Other Useful Excel Features to Analyze Data
You can sort data on multiple columns for analysis. In this example, since Salary is sorted in descending order within State sorted alphabetically. So, we can now compare data state-wise and salary-wise.
A Filter not only allows you to select data but also shows you the unique values, blank values if any.
Excel has many functions that help in data cleaning, sorting, analysis, and much more. Some common examples are:
|Detect missing values and will give the count of blanks.
|Combine the values of several cells into one cell.
|CONCATENATE(text1, [text2], …)
|Display the length of the string.
|SUMIFS(), MAXIFS(), AVERAGEIFS()
|Perform sum, max, and average using a criterion.
|SUMIFS(sum_range, criteria_range1, criteria1, [criteria_range2, criteria2], …)
|Return the rank of a numerical value, which is vital during analysis to understand where the value falls in the range.
|RANK(number, ref, [order])
|Combine data from multiple tables based on some common field.
|XLOOKUP(lookup_value, lookup_array, return_array, [if_not_found], [match_model], [search_mode])
|Replace the #VALUE errors with any text/value. Useful when displaying data to the end-user.
Since, You can visualize data using data bars, color variations, and icon sets depending on the cell’s value. In this figure, you can see some options and data bars. When you have large amounts of data, this is helpful to emphasize unusual values and identify patterns.
For instance, You can use the built-in conditions or create your own. So, You can apply conditional formatting to a selected range of cells, an Excel table, or a pivot table.
You have the option in Data -> Remove Duplicates, and we can also choose the column names that we want to check for duplicate values. It is an essential task in data cleaning.
Creating data visualizations is very easy using Excel. Analyzing rows and rows of data is much easier with a chart! Excel provides a variety of charts for your analysis.
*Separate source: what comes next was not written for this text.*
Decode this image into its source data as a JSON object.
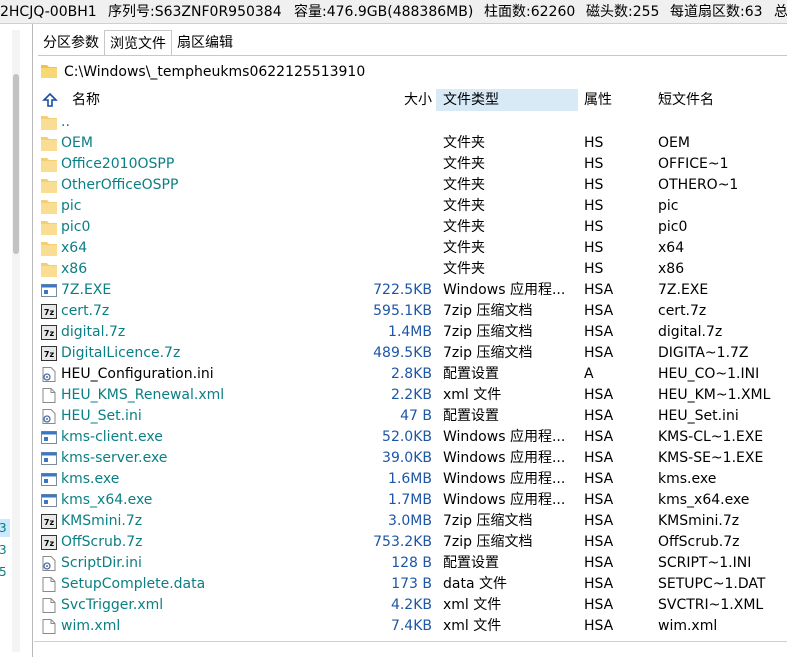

Different Kinds of Data Analysis Using Excel
Excel tables also help to manage and analyze datasets systematically with headers and alternate shading or banding of rows. since, They have structured references and dynamic ranges, which aid in data analysis. so, You can convert data in Excel to a table by clicking any cell in the data and Ctrl + T.
What-If Analysis in Excel allows you in order to compare the outcome results based on variable changes. So, The goal seek functionality helps by mathematically adjusting a single variable to reach the desired goal, and there are many other features. This option is in the Data tab.
Since, Many other tools in the market for much deeper analysis like Python and R, Tableau, and Power BI are available. But Excel won’t go away. So, For many people, Excel is the first tool they learn. hence, Its ease and flexibility give users a comfort level. So, Excel will be the go-to tool for many organizations and people starting their journey in analytics.